The first, published last year argues that the vastly uninhabited regions of the northern continent where the Sahara desert stretches, could be used to build massive solar farms that could theoretically power the whole planet. The second, published more recently, suggests that Africa could also feed most of the world’s population with its vast stretches of fertile soil and uninhabited land.

The Arabist reinforces the fickleness of the media and blogosphere with these two cartoons of Western hypocrisy over the Green Revolution in Iran.





A year after the xenophobic attacks, mainly against Zimbabweans, which took place in South Africa, Sokwanele reports the harassment of foreigners by Johannesburg police. The report was sent by a Zimbabwean living in SA:

‘I met three guys, so they showed me their police cards and demanded to search me. Since they were police I accepted and they did their work very fast. When they finished, I think they wanted unlicensed guns because here in Johannesburg robbers carry guns. They asked me questions like where am I going, what is your name only to identify which language to speak. They know that most of those who speak Zulu here in Johannesburg chances are high to be Zimbabwean. I am very fluent in Zulu because Zulu and Ndebele are almost the same and I have spent seven years here in South Africa of which the two years I was in KwaZulu-Natal, Durban.’

Last Monday evening Channel 4 [UK] television broadcast a new series Inside Nature’s Giants which exposes anatomical secrets of the some of the animal kingdom’s largest species. The first to be dissected was the elephant. We found that elephants are in fact very human in that they mourn the loss of their loved ones and even bury them if they can.

With this new evidence to hand, I was even more saddened to read this story from Gorilla CD about the killing of animals including elephants, chimpanzees, antelopes and hippos in the Congo National Park, by militants.

To put the killings in perspective, in 1987 there were 27,000 hippos. Now there are less than 300. No doubt without an end to the fighting in a few years there will be no hippos left in the Congo National Park. This is not to make comparisons with the violence which has impacted on human life but to recognise that those in the animal world also have a right to life and are part of the great ecological system in which we all should be free to live in.

White African reports on the release of new mobile phone applications developed in Uganda by the Grameen Foundation’s AppLab.
- Farmer’s Friend: a searchable database with both agricultural advice and targeted weather forecasts
- Health Tips: provides sexual and reproductive health information
- Clinic Finder: helps locate nearby health clinics and their services
- Google Trader: matches buyers and sellers of agricultural produce and commodities as well as other products. Local buyers and sellers, such as small-holder farmers, are able to broaden their trading networks and reduce their transaction costs. (known locally as ‘Akatale SMS’)

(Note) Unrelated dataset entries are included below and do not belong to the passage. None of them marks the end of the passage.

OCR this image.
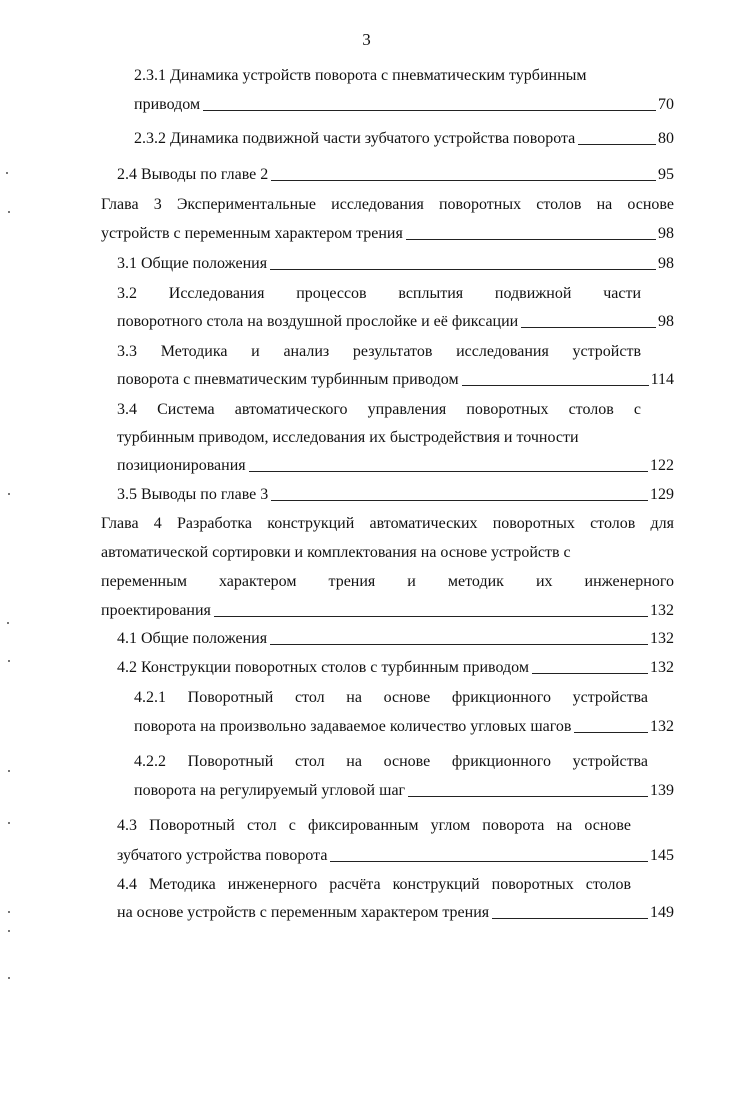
3
2.3.1 Динамика устройств поворота с пневматическим турбинным
приводом	70
2.3.2 Динамика подвижной части зубчатого устройства поворота	80
2.4 Выводы по главе 2	95
Глава 3 Экспериментальные исследования поворотных столов на основе
устройств с переменным характером трения	98
3.1 Общие положения	98
3.2 Исследования процессов всплытия подвижной части
поворотного стола на воздушной прослойке и её фиксации	98
3.3 Методика и анализ результатов исследования устройств
поворота с пневматическим турбинным приводом	114
3.4 Система автоматического управления поворотных столов с
турбинным приводом, исследования их быстродействия и точности
позиционирования	122
3.5 Выводы по главе 3	129
Глава 4 Разработка конструкций автоматических поворотных столов для
автоматической сортировки и комплектования на основе устройств с
переменным характером трения и методик их инженерного
проектирования	132
4.1 Общие положения	132
4.2 Конструкции поворотных столов с турбинным приводом	132
4.2.1 Поворотный стол на основе фрикционного устройства
поворота на произвольно задаваемое количество угловых шагов	132
4.2.2 Поворотный стол на основе фрикционного устройства
поворота на регулируемый угловой шаг	139
4.3 Поворотный стол с фиксированным углом поворота на основе
зубчатого устройства поворота	145
4.4 Методика инженерного расчёта конструкций поворотных столов
на основе устройств с переменным характером трения	149
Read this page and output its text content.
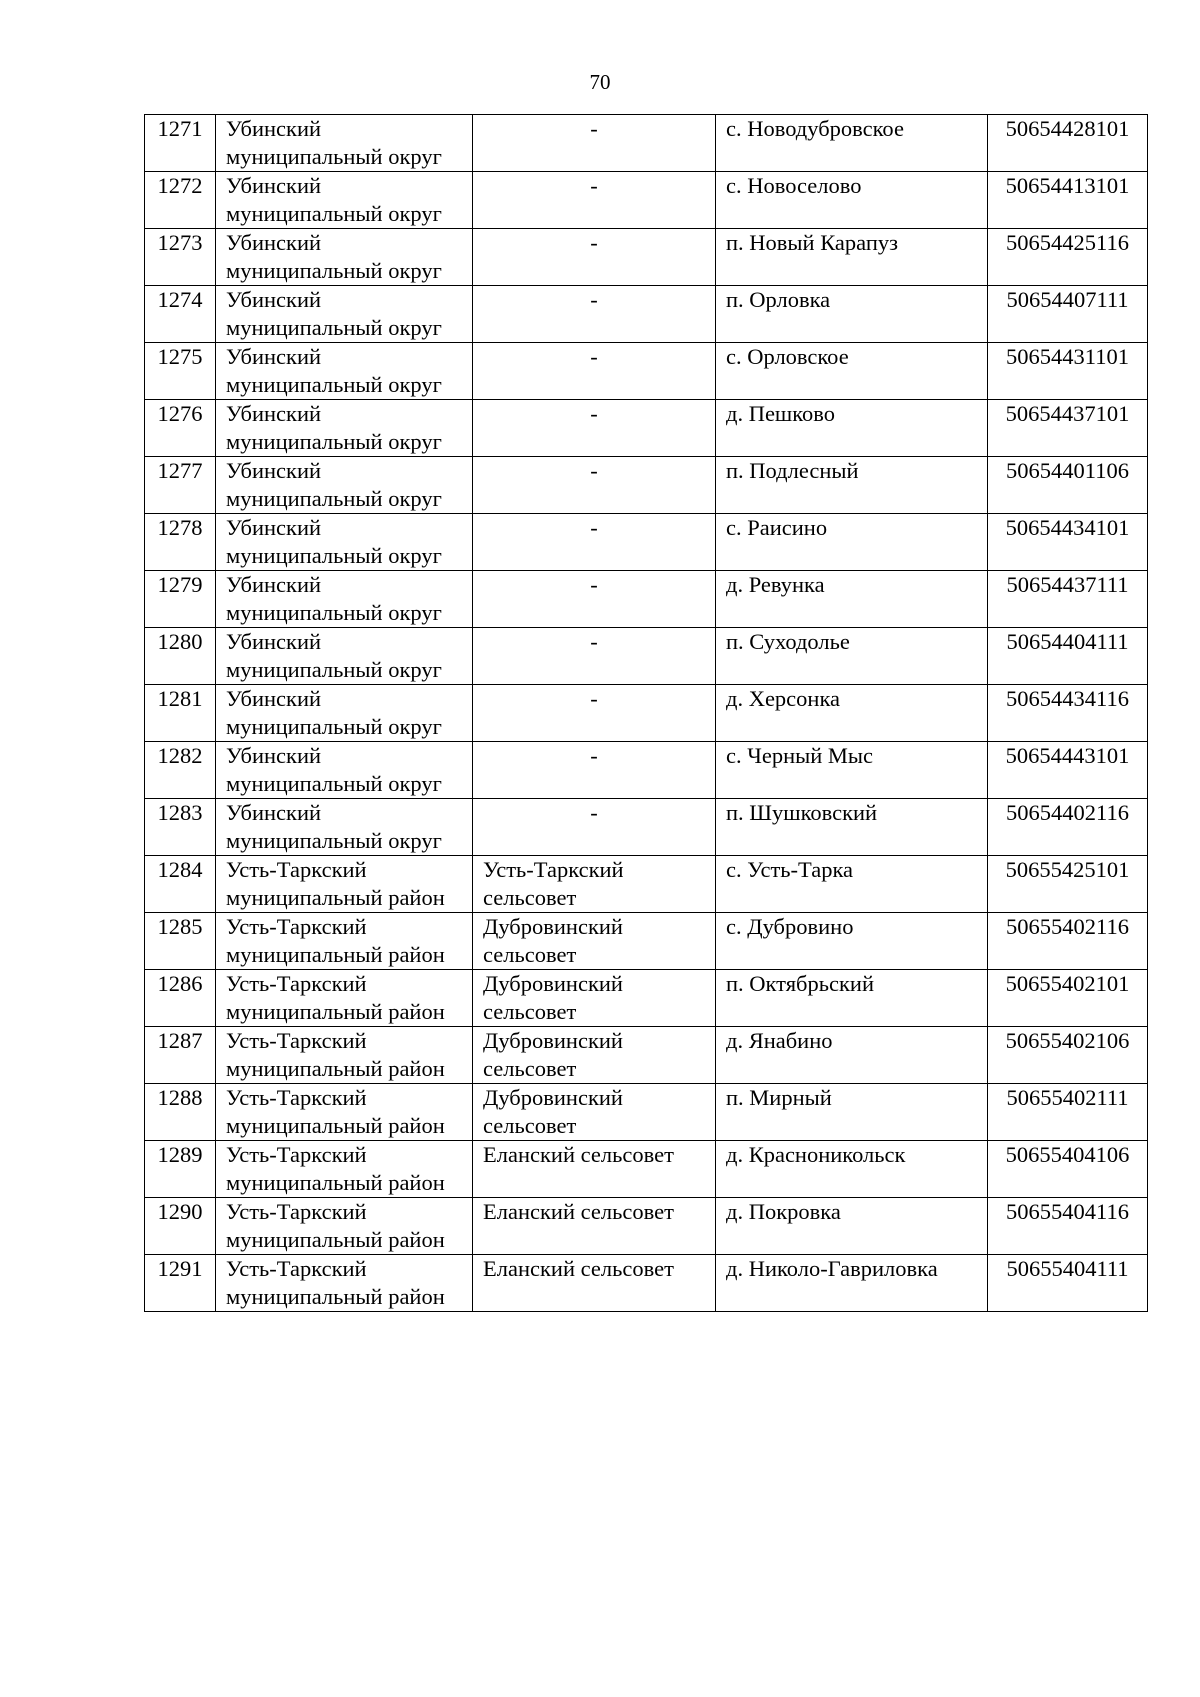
70
1271	Убинский муниципальный округ	-	с. Новодубровское	50654428101
1272	Убинский муниципальный округ	-	с. Новоселово	50654413101
1273	Убинский муниципальный округ	-	п. Новый Карапуз	50654425116
1274	Убинский муниципальный округ	-	п. Орловка	50654407111
1275	Убинский муниципальный округ	-	с. Орловское	50654431101
1276	Убинский муниципальный округ	-	д. Пешково	50654437101
1277	Убинский муниципальный округ	-	п. Подлесный	50654401106
1278	Убинский муниципальный округ	-	с. Раисино	50654434101
1279	Убинский муниципальный округ	-	д. Ревунка	50654437111
1280	Убинский муниципальный округ	-	п. Суходолье	50654404111
1281	Убинский муниципальный округ	-	д. Херсонка	50654434116
1282	Убинский муниципальный округ	-	с. Черный Мыс	50654443101
1283	Убинский муниципальный округ	-	п. Шушковский	50654402116
1284	Усть-Таркский муниципальный район	Усть-Таркский сельсовет	с. Усть-Тарка	50655425101
1285	Усть-Таркский муниципальный район	Дубровинский сельсовет	с. Дубровино	50655402116
1286	Усть-Таркский муниципальный район	Дубровинский сельсовет	п. Октябрьский	50655402101
1287	Усть-Таркский муниципальный район	Дубровинский сельсовет	д. Янабино	50655402106
1288	Усть-Таркский муниципальный район	Дубровинский сельсовет	п. Мирный	50655402111
1289	Усть-Таркский муниципальный район	Еланский сельсовет	д. Красноникольск	50655404106
1290	Усть-Таркский муниципальный район	Еланский сельсовет	д. Покровка	50655404116
1291	Усть-Таркский муниципальный район	Еланский сельсовет	д. Николо-Гавриловка	50655404111
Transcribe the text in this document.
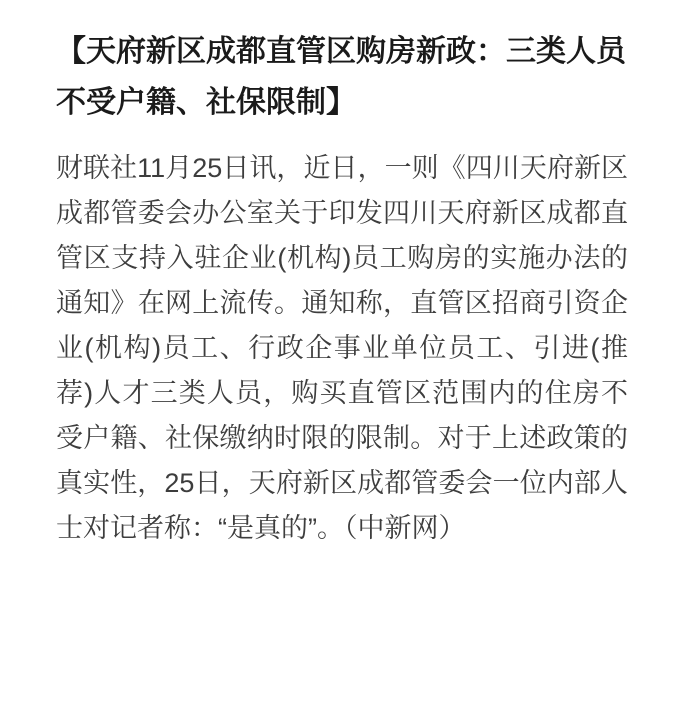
【天府新区成都直管区购房新政：三类人员不受户籍、社保限制】

财联社11月25日讯，近日，一则《四川天府新区成都管委会办公室关于印发四川天府新区成都直管区支持入驻企业(机构)员工购房的实施办法的通知》在网上流传。通知称，直管区招商引资企业(机构)员工、行政企事业单位员工、引进(推荐)人才三类人员，购买直管区范围内的住房不受户籍、社保缴纳时限的限制。对于上述政策的真实性，25日，天府新区成都管委会一位内部人士对记者称：“是真的”。（中新网）
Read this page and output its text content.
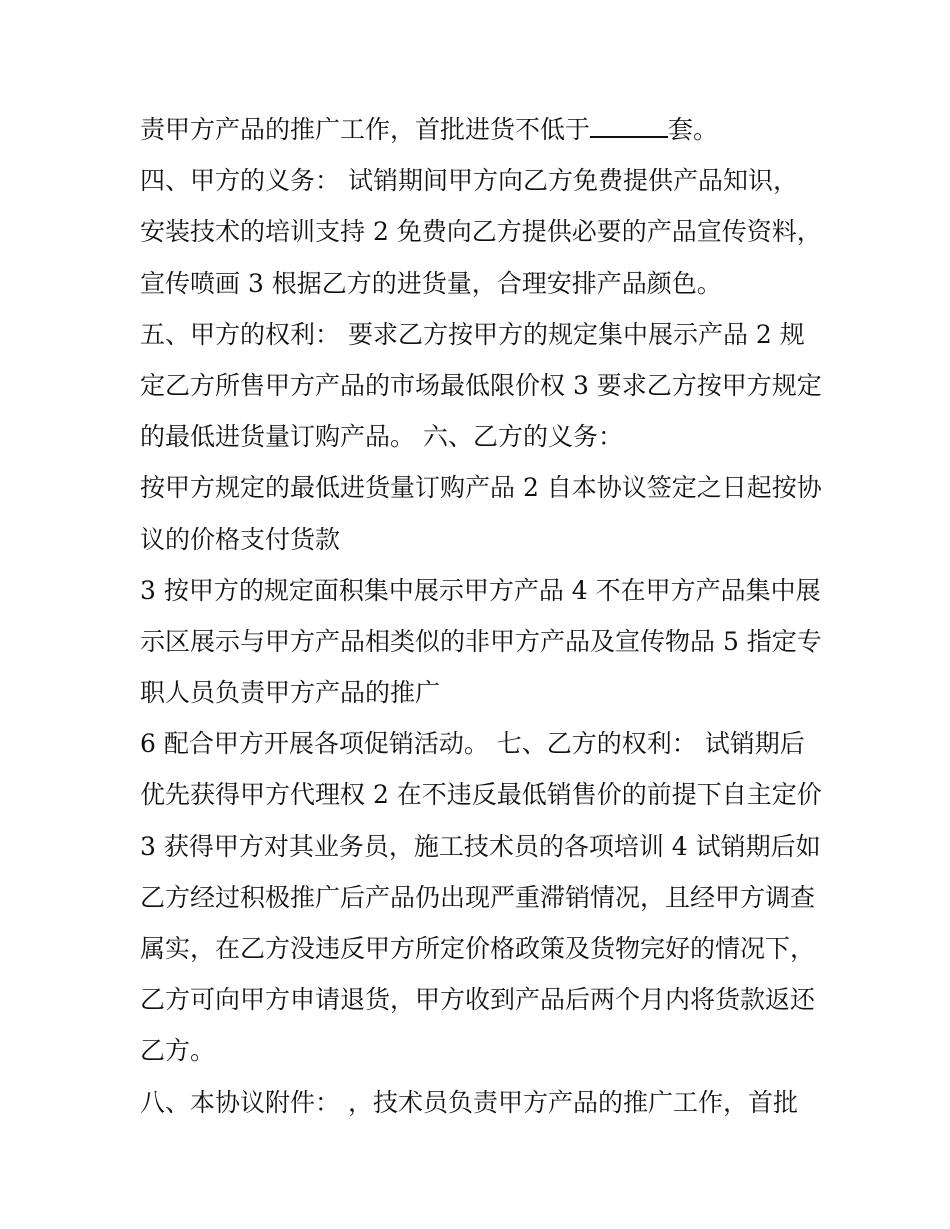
责甲方产品的推广工作，首批进货不低于	套。
四、甲方的义务： 试销期间甲方向乙方免费提供产品知识，
安装技术的培训支持 2 免费向乙方提供必要的产品宣传资料，
宣传喷画 3 根据乙方的进货量，合理安排产品颜色。
五、甲方的权利： 要求乙方按甲方的规定集中展示产品 2 规
定乙方所售甲方产品的市场最低限价权 3 要求乙方按甲方规定
的最低进货量订购产品。 六、乙方的义务：
按甲方规定的最低进货量订购产品 2 自本协议签定之日起按协
议的价格支付货款
3 按甲方的规定面积集中展示甲方产品 4 不在甲方产品集中展
示区展示与甲方产品相类似的非甲方产品及宣传物品 5 指定专
职人员负责甲方产品的推广
6 配合甲方开展各项促销活动。 七、乙方的权利： 试销期后
优先获得甲方代理权 2 在不违反最低销售价的前提下自主定价
3 获得甲方对其业务员，施工技术员的各项培训 4 试销期后如
乙方经过积极推广后产品仍出现严重滞销情况，且经甲方调查
属实，在乙方没违反甲方所定价格政策及货物完好的情况下，
乙方可向甲方申请退货，甲方收到产品后两个月内将货款返还
乙方。
八、本协议附件： ，技术员负责甲方产品的推广工作，首批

Black Looks links to an article by Wole Soyinka on the proposed amnesty offered by the Nigerian government to the Niger Delta militants:

‘The attempt in some quarters to confuse issues by refusing to separate the principled militants, such as members of MEND and its affiliates, from the opportunistic mercenaries and criminals, has always struck me as dishonest and diversionary.

‘Extortionists? Hostage takers? Thrill killers? Since when was any liberation movement throughout history exempt from its quota of deviants! Was the Nigerian Federal Army itself even free of such human dregs when it was launched to prosecute a war dedicated, with all due sanctimoniousness, to “keeping the nation one”. We shall bypass for now, the question of what, and whose nation it has proved – an imperial delusion, or the genuine product of a people’s will?’